A Miracle on Hope Street by Emma Heatherington

Author:Emma Heatherington [Heatherington, Emma]
Language: eng
Format: epub
ISBN: 9780007568840
Publisher: HarperCollins Publishers
Published: 2018-08-15T23:00:00+00:00


Chapter Seventeen

‘I’ve always loved this riverbank,’ I say to Michael when he catches up with me twenty minutes later and we’ve both calmed down. ‘Look, I’m sorry for losing it back there. It’s not like me to get so hot-headed, especially not in a restaurant, but you lit a fire inside of me back there. You shouldn’t have mentioned my mother.’

Michael says nothing, but just sits down on the edge of the bench where I’m sitting and we look out on to the river and listen to the sounds of the evening traffic zoom up and down the road on the other side.

I look up into the night sky and wish I could make light of what he told me, but I can’t. I really can’t.

‘You know, Michael,’ I say to him, ‘I don’t let people in very easily. I can’t, I suppose, in my line of work, as everyone who’s anyone thinks they know me and that I could be their best friend, but there’s something about you that got to me. I really wanted to let you in.’

‘None of us know all the answers, Ruth,’ he says to me firmly. ‘You may be highly regarded in your job in this town but you can get it wrong sometimes. Why did your mother leave you? Have you ever really addressed that? Did you ever find out?’

Michael flicks a piece of stray wood into the river and we both watch it bob up and down before it eventually sinks into the darkness.

‘I’ve a million reasons but they’re all made-up in my mind,’ I explain to him. ‘The answer is that I don’t honestly know. I’ve often wondered was there another man involved, which would be the more clichéd but obvious reason. My father was quite a bit older than her and maybe they had grown apart. Or did she miss her own culture and people and so just packed up and went back to Italy where she felt she belonged?
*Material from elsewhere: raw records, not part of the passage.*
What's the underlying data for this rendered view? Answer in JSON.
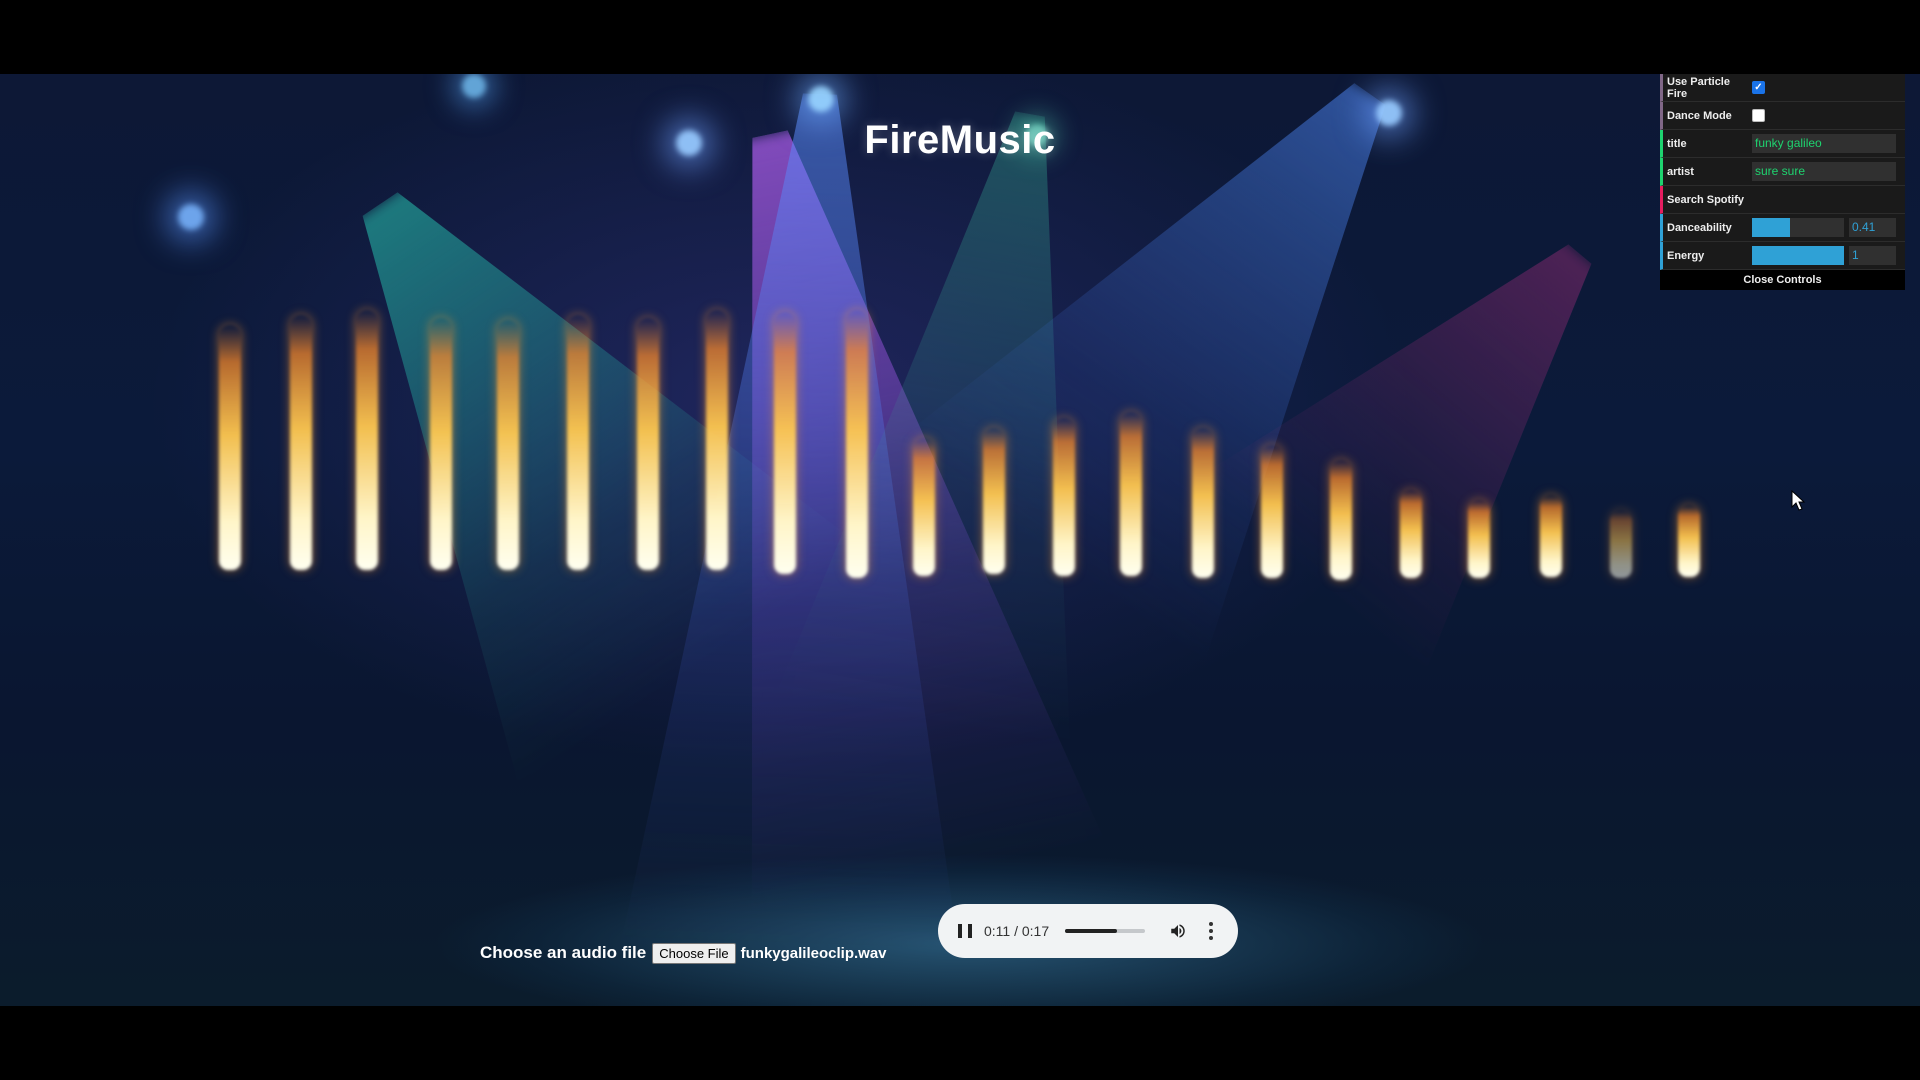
{
  "app": {
    "title": "FireMusic"
  },
  "controls": {
    "use_particle_fire": {
      "label": "Use Particle Fire",
      "checked": true
    },
    "dance_mode": {
      "label": "Dance Mode",
      "checked": false
    },
    "title_field": {
      "label": "title",
      "value": "funky galileo"
    },
    "artist_field": {
      "label": "artist",
      "value": "sure sure"
    },
    "search_spotify": {
      "label": "Search Spotify"
    },
    "danceability": {
      "label": "Danceability",
      "value": "0.41",
      "fraction": 0.41
    },
    "energy": {
      "label": "Energy",
      "value": "1",
      "fraction": 1.0
    },
    "close_label": "Close Controls"
  },
  "file_picker": {
    "label": "Choose an audio file",
    "button_label": "Choose File",
    "file_name": "funkygalileoclip.wav"
  },
  "audio_player": {
    "time": "0:11 / 0:17",
    "progress_fraction": 0.647
  },
  "colors": {
    "accent_blue": "#2fa1d6",
    "string_green": "#1ed36f",
    "function_pink": "#e61d5f",
    "boolean_purple": "#806787"
  },
  "icons": [
    "pause-icon",
    "volume-icon",
    "more-options-icon",
    "mouse-cursor-icon"
  ]
}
No matter how many times I’d ask her in those early days what was going on, she just told me to be patient and that she’d be back soon and then eventually the weekly meetings faded and the phonecalls stopped and I went on to university and tried to block her out.’

Michael turns towards me. ‘And did that work? Blocking her out?’
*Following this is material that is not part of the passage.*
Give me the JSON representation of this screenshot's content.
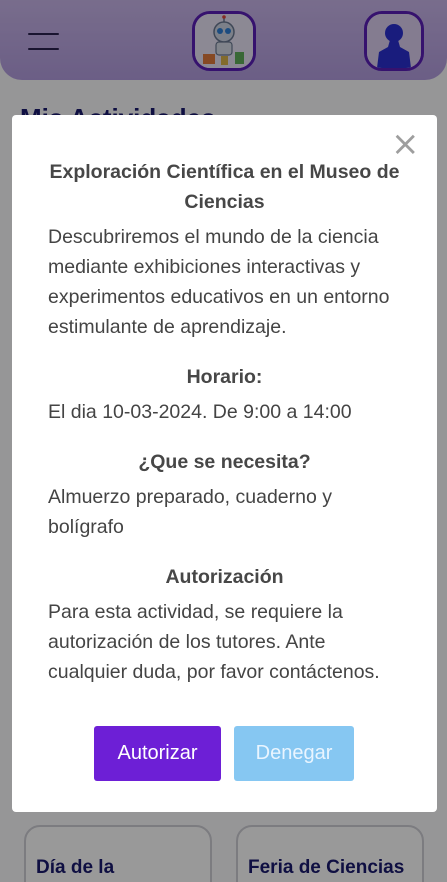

I can see the pain again in Michael’s face. I need to be honest with him. ‘No. It didn’t work for very long,’ I explain to him. ‘I could pretend for a while that I’d pushed her out of my mind but it didn’t ever stop me crying out for her in the night when I just needed to hear her voice or see her face, or when I was sick or in pain or was worried about something or had my heart broken and I needed her so badly. I never stopped wanting my mum, no matter how many years passed by. I still want her, Michael. I think I want her now more than ever and that’s something that will never go away.